The perfect solution is still to use reverse osmosis and carbon filtering to remove everything you can from your drinking water. There are a number of filters on the market - whole house, under sink, and faucet mounted.

I spent many years and a lot of money buying distilled water in grocery stores at prices of 69 cents to $1.00 per gallon. Four years ago I moved from a ground level home to an upstairs apartment and decided that carrying 50 to 100 pounds of water up two flights of stairs every week was quite boring and a lot of work. So I bought a $25 faucet-mounted two-stage filter system and haven't carried a bottle of water upstairs since then.

Are the filters expensive? Yes. You're probably looking at $11 per filter on a faucet-mounted unit that lasts about 200 gallons. But that's also only 5.5 cents per gallon - a lot less expensive than $1 a gallon of pre-bottled water.  Even if your water is totally filthy and the filter only lasted 100 gallons, that's still only 11 cents a gallon!

Any major name brand filter will reduce contaminants by 98% or higher. You probably don't get that level of purification in bottled water so the filter has a second advantage. For purposes of this blog, a filter system takes all contaminants out of your water, whether its well water or city water.

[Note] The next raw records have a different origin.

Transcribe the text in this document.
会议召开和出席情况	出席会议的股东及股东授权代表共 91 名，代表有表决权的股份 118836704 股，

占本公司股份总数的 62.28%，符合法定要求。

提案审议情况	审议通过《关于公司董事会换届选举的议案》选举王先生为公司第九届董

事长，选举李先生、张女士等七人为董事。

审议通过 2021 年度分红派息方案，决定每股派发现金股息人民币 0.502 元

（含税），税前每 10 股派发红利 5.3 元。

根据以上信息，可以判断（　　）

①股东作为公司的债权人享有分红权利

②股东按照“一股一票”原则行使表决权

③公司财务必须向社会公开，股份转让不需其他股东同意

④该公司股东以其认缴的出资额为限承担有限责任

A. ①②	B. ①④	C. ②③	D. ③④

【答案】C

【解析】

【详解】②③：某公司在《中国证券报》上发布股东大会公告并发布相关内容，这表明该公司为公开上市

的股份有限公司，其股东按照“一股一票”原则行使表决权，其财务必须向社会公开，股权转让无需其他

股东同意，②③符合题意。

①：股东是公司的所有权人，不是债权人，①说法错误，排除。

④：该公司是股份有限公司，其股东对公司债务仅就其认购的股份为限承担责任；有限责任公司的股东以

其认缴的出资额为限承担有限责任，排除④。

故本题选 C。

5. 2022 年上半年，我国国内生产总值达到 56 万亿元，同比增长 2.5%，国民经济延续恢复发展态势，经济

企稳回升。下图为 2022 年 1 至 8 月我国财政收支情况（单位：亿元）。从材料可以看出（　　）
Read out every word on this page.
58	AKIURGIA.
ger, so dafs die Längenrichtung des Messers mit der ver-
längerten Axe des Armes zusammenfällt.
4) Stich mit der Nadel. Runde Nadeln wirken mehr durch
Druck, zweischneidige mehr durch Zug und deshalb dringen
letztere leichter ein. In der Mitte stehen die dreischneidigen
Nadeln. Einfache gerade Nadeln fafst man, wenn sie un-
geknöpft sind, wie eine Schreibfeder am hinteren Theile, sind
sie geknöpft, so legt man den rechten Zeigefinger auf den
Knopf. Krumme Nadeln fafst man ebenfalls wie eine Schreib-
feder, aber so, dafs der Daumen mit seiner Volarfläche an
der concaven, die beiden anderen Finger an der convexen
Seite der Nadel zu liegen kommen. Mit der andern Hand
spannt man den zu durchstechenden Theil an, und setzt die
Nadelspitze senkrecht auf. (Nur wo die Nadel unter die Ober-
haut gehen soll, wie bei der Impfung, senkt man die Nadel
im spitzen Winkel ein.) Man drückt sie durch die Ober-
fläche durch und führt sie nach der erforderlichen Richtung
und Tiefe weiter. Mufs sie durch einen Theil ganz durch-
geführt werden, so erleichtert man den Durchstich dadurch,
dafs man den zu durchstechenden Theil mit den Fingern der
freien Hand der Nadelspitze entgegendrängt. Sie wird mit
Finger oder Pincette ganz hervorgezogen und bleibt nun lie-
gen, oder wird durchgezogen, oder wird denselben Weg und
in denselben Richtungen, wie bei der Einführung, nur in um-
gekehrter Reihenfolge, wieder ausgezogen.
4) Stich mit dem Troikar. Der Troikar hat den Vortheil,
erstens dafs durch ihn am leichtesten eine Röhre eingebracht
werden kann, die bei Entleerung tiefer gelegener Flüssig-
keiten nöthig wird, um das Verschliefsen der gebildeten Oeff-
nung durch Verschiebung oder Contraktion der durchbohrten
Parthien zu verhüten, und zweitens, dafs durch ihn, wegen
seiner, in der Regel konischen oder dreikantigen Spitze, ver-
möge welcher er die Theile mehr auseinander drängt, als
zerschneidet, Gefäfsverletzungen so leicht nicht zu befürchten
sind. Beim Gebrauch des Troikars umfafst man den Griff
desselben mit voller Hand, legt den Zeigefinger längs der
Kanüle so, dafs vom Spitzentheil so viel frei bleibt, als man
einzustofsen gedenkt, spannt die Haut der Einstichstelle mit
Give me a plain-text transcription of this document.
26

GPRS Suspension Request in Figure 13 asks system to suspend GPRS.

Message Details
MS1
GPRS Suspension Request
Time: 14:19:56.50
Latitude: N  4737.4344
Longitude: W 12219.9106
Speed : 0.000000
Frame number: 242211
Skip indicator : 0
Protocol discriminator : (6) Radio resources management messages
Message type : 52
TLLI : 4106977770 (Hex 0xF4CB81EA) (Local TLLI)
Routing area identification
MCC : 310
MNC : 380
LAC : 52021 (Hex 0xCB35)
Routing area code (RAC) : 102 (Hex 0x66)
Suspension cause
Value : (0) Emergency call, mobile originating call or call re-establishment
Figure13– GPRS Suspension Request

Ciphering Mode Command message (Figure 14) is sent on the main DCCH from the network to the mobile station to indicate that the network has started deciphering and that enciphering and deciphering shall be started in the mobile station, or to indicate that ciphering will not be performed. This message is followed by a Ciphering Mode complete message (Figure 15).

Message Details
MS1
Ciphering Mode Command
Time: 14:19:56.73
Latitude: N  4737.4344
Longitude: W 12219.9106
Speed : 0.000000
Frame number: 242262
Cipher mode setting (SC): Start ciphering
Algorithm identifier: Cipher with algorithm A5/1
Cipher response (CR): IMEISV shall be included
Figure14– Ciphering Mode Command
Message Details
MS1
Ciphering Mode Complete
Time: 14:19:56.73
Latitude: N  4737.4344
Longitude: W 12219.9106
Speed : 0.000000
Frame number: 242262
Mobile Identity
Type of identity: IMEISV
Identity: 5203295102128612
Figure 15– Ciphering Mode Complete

This means that softening of well water handles the hardness of your externally used water and straight unsoftened well water can go directly to your filter system for drinking purposes.

The softening of city water is handled by your city's water system and the filter system on your kitchen faucet rids the city water of all residue and chemicals, no matter what they are. Again you have perfect drinking water that doesn't raise your blood pressure or otherwise harm you.

That's it.  Who would have thought that drinking water can raise blood pressure?